The Christmas tree lights are on and candles are lit. Outdoor lights glow in the darkness as I sit with laptop and ponder the past year.
This New Year’s Eve finds me returning to join the crew at Bearing Drift. Somehow it seems right. I’ll continue with LynnRMitchell.com — I kept my own blog in the past when writing with the guys — but it’s nice to be back. As I reacquire my sea legs, it feels good to be “back in the fold,” as blog son Matt Hall likes to say. The intensity of politics is not a sideline sport here as all are encouraged to debate, comment, write, opine, and research. Politics 101? Ha. This goes far beyond that. And I love it.
So while my photos and easy-going commentary will continue at my blog, don’t be surprised to occasionally see some of it cross over to Bearing Drift to soften the political manly atmosphere.
But tonight I am finding myself thinking back on the past year. There were many changes that I didn’t expect at this time last year so I force a smile and move on … but there was one loss that stings my heart. That was the death of my friend Debbie who lost her two-year battle with brain cancer in October at the age of 56.
I couldn’t even write about it at the time.
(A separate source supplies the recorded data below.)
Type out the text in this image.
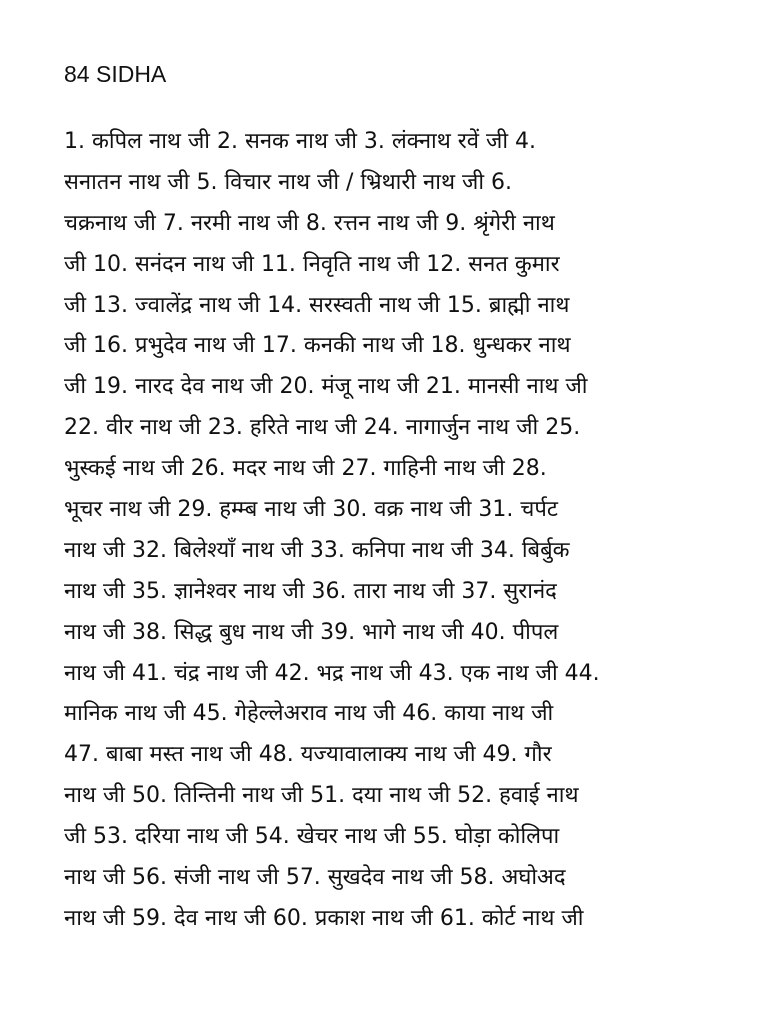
84 SIDHA
1. कपिल नाथ जी 2. सनक नाथ जी 3. लंक्नाथ रवें जी 4.
सनातन नाथ जी 5. विचार नाथ जी / भ्रिथारी नाथ जी 6.
चक्रनाथ जी 7. नरमी नाथ जी 8. रत्तन नाथ जी 9. श्रृंगेरी नाथ
जी 10. सनंदन नाथ जी 11. निवृति नाथ जी 12. सनत कुमार
जी 13. ज्वालेंद्र नाथ जी 14. सरस्वती नाथ जी 15. ब्राह्मी नाथ
जी 16. प्रभुदेव नाथ जी 17. कनकी नाथ जी 18. धुन्धकर नाथ
जी 19. नारद देव नाथ जी 20. मंजू नाथ जी 21. मानसी नाथ जी
22. वीर नाथ जी 23. हरिते नाथ जी 24. नागार्जुन नाथ जी 25.
भुस्कई नाथ जी 26. मदर नाथ जी 27. गाहिनी नाथ जी 28.
भूचर नाथ जी 29. हम्म्ब नाथ जी 30. वक्र नाथ जी 31. चर्पट
नाथ जी 32. बिलेश्याँ नाथ जी 33. कनिपा नाथ जी 34. बिर्बुक
नाथ जी 35. ज्ञानेश्वर नाथ जी 36. तारा नाथ जी 37. सुरानंद
नाथ जी 38. सिद्ध बुध नाथ जी 39. भागे नाथ जी 40. पीपल
नाथ जी 41. चंद्र नाथ जी 42. भद्र नाथ जी 43. एक नाथ जी 44.
मानिक नाथ जी 45. गेहेल्लेअराव नाथ जी 46. काया नाथ जी
47. बाबा मस्त नाथ जी 48. यज्यावालाक्य नाथ जी 49. गौर
नाथ जी 50. तिन्तिनी नाथ जी 51. दया नाथ जी 52. हवाई नाथ
जी 53. दरिया नाथ जी 54. खेचर नाथ जी 55. घोड़ा कोलिपा
नाथ जी 56. संजी नाथ जी 57. सुखदेव नाथ जी 58. अघोअद
नाथ जी 59. देव नाथ जी 60. प्रकाश नाथ जी 61. कोर्ट नाथ जी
The words wouldn’t come to me — so unusual to someone who pours out words on a daily basis — and so I celebrated her life out among the colorful October autumn leaves that she loved so much. It somehow seemed fitting that she slipped away during one of her favorite times of the year, and every photo I took was with her in mind. But tonight I’m reflecting on this extraordinary woman.
We met at work in Richmond while in our 20s. She was vivacious, zany, a prankster, a thinker, spunky, and always full of life and laughter and fun. We had that special bond that can be found between close friends who have worked and played together, shared confidences, and gone through life’s ups and downs while remaining in touch, no matter what.